The Whirlwind Summer

Hooping at GenCon 2014. Photo by Curtis Claspell.Remember how I said I was taking the summer off? Yeah, that didn’t so much happen. Well, it did but only in one sense.

I was intent on resting from the near-burn-out I’d been suffering as a result of the academic job market and other career-oriented stress, and I did manage to do that. As I chronicled in my blog post series over at Conditionally Accepted, I need to move in a direction that’s better for my mental health and my overall life goals, and that means reevaluating my relationship to academia.

So far, so good. I only did a little academic work over the summer, such as prepping my fall course, revising a couple essays for publication, and reviewing manuscripts for journals.

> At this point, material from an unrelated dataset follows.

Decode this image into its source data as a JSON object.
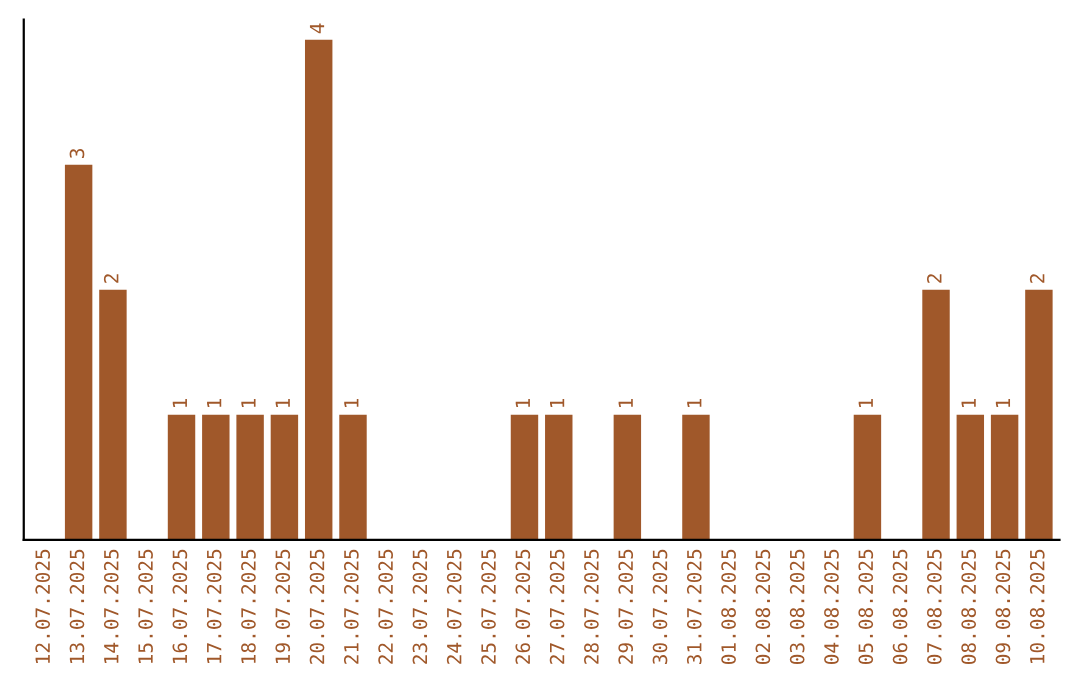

The rest of the time, I danced, traveled, read, cooked, exercised, and socialized. I took on paid writing work, taught dance classes and performed at both paid and community gigs, and took steps toward increasing my knowledge of the professional sex education world. So there was a lot of self-care interspersed with work (most of it non-academic in nature).

I selected this picture because of how it visually represents the whirlwind of activity that my summer became. Performing belly dance and fire dance at a yoga festival? Check. Roadtripping to Philadelphia to hang out with my folklore/foodie friends? Check. Rock-climbing with my husband and leveling up my climbing skills? Check. Performing for thousands of people at GenCon? Check. Learning new hoop tricks and dancing with LED hoops? Check. Plundering my local farmers market for tasty foods to cook and/or preserve? Check. Seeing my parents, grandparents, aunt, sister, and other relatives? Check. Meeting tons of new people at flow arts festivals, conventions, and sex education workshops? Check. I’m sure I’m leaving things out, too, because there was just too much cool stuff happening this summer to recount in one blog post.

So, this summer’s been a good reminder that there’s life outside career angst, and that taking time for myself and my personal goals can be incredibly healthy and uplifting. Now I’m off to teach my first Body Art class of the semester, and with that I’ll plunge headlong into whatever the fall holds for me.